NAIROBI (AFP) — The Kenyan parliament on Wednesday passed a motion of no confidence against Finance Minister Amos Kimunya over accusations of corruption in the sale of a luxury hotel.
Kimunya's ouster from parliament, expected to be followed by his official sacking or resignation from government, is the biggest blow to the coalition cabinet formed in late April in the aftermath of Kenya's election chaos.
The motion against Kimunya, a member of President Mwai Kibaki's Party of National Unity, was overwhelmingly approved by acclamation.
Kimunya, 46, is accused by his critics of having undervalued Nairobi's Grand Regency hotel in a sale conducted by the government last month, sparking national outrage.
The luxury hotel was last month sold by the government to a group of investors for a sum one cabinet minister mocked as not even covering the cost of furniture.
Some government documents suggest the hotel was sold for 1.8 billion shillings (28 million dollars) but Kimunya maintained during his defence in parliament that it was sold for 2.95 billion shillings.
The minister insisted the sale of the hotel was conducted in the interest of Kenyans. "My hands are totally clean on this transaction," he told members of Parliament.
Prime Minister Raila Odinga, under pressure to crack the whip, said a team was finalising its investigations and a cabinet meeting on Thursday would decide on Kimunya's fate.
"The government will leave no stone unturned to get to the bottom of the matter. The cabinet will deliberate on it and make a decision which will be made public in the course of the day tomorrow," Odinga told reporters.
The scandal has sparked public outrage and the hotel come to symbolise the perpetuation of high-level corruption which has been one of the main grievances in electoral campaigns.
On Tuesday, hundreds of Kenyans, led by several members of Parliament, took to the streets to protest the deal and demand Kimunya -- who has been in charge of East Africa's largest economy since 2006 -- resign.
The whiff of scandal surrounding the transaction was enhanced by the fact that the same hotel was recovered in April by the central bank as part of the settlement of one of Kenya's defining corruption cases.
The hotel had been owned by business tycoon Kamlesh Pattni, a central figure in the Goldenberg scandal that dealt a lasting blow to Kenya's economy.
Pattni was accused of siphoning off around one billion dollars from the Central Bank of Kenya in the 1990s under a compensation scheme for export of non-existent gold and diamonds.
Commentators have already predicted that the scandal-tainted exit of a member of Kibaki's inner circle could shake up the fragile government coalition formed on February 28.
In the December 27 general election, then opposition leader and pre-poll frontrunner Raila Odinga accused Kibaki of rigging his way to re-election.
The dispute sparked protests and a cycle of ethnic violence and revenge killings that left at least 1,500 people dead and displaced hundreds of thousands.
A high-level African mediation team brokered a deal between Kibaki's PNU and the Orange Democratic Party which saw Odinga become prime minister.

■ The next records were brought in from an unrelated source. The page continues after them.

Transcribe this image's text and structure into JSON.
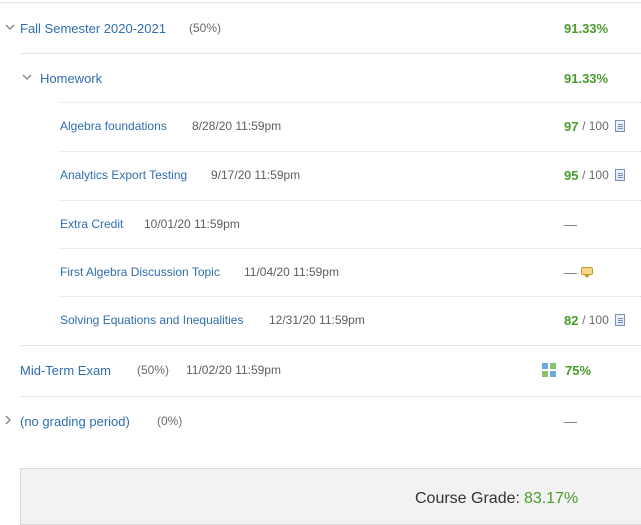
{
  "term": {
    "name": "Fall Semester 2020-2021",
    "weight": "(50%)",
    "grade": "91.33%"
  },
  "category": {
    "name": "Homework",
    "grade": "91.33%"
  },
  "items": [
    {
      "name": "Algebra foundations",
      "due": "8/28/20 11:59pm",
      "score": "97",
      "out_of": "/ 100",
      "icon": "document-icon"
    },
    {
      "name": "Analytics Export Testing",
      "due": "9/17/20 11:59pm",
      "score": "95",
      "out_of": "/ 100",
      "icon": "document-icon"
    },
    {
      "name": "Extra Credit",
      "due": "10/01/20 11:59pm",
      "score": "—",
      "icon": ""
    },
    {
      "name": "First Algebra Discussion Topic",
      "due": "11/04/20 11:59pm",
      "score": "—",
      "icon": "discussion-icon"
    },
    {
      "name": "Solving Equations and Inequalities",
      "due": "12/31/20 11:59pm",
      "score": "82",
      "out_of": "/ 100",
      "icon": "document-icon"
    }
  ],
  "midterm": {
    "name": "Mid-Term Exam",
    "weight": "(50%)",
    "due": "11/02/20 11:59pm",
    "grade": "75%",
    "icon": "assessment-grid-icon"
  },
  "no_period": {
    "name": "(no grading period)",
    "weight": "(0%)",
    "grade": "—"
  },
  "course_grade": {
    "label": "Course Grade:",
    "value": "83.17%"
  },
  "colors": {
    "link": "#2f6eae",
    "grade_green": "#4a9b2c",
    "divider": "#e4e4e4",
    "summary_bg": "#f2f2f2"
  }
}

The latest graft scandal comes as Kibaki and Odinga are struggling to attract foreign investment to rebuild the country.
"Kimunya now has the chance to resign honorably or the president has to respond to the motion by sacking him because parliament has no confidence in the minister," Mwalimu Mati, a leading analyst for a Kenyan corruption watchdog, told AFP.

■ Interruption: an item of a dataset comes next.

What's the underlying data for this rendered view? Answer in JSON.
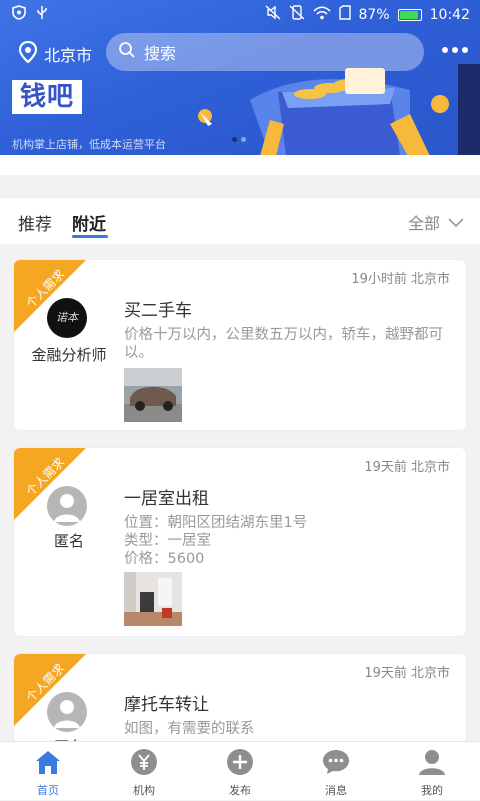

He took heart in the fact that members of Parliament took decisive action against a senior member of the cabinet but warned that the Grand Regency was only a drop in the ocean.
"This is a political earthquake that has emanated from a very unusual source. It is the first time that backbenchers have moved a motion of censure and no confidence on a minister in the absence of the prime minister and the president," he said.
"The Grand Regency scandal is the tip of the iceberg in Kenyan corruption. This is the first opportunity to unravel the Goldenberg scandal that has blighted Kenya for 15 years," he added.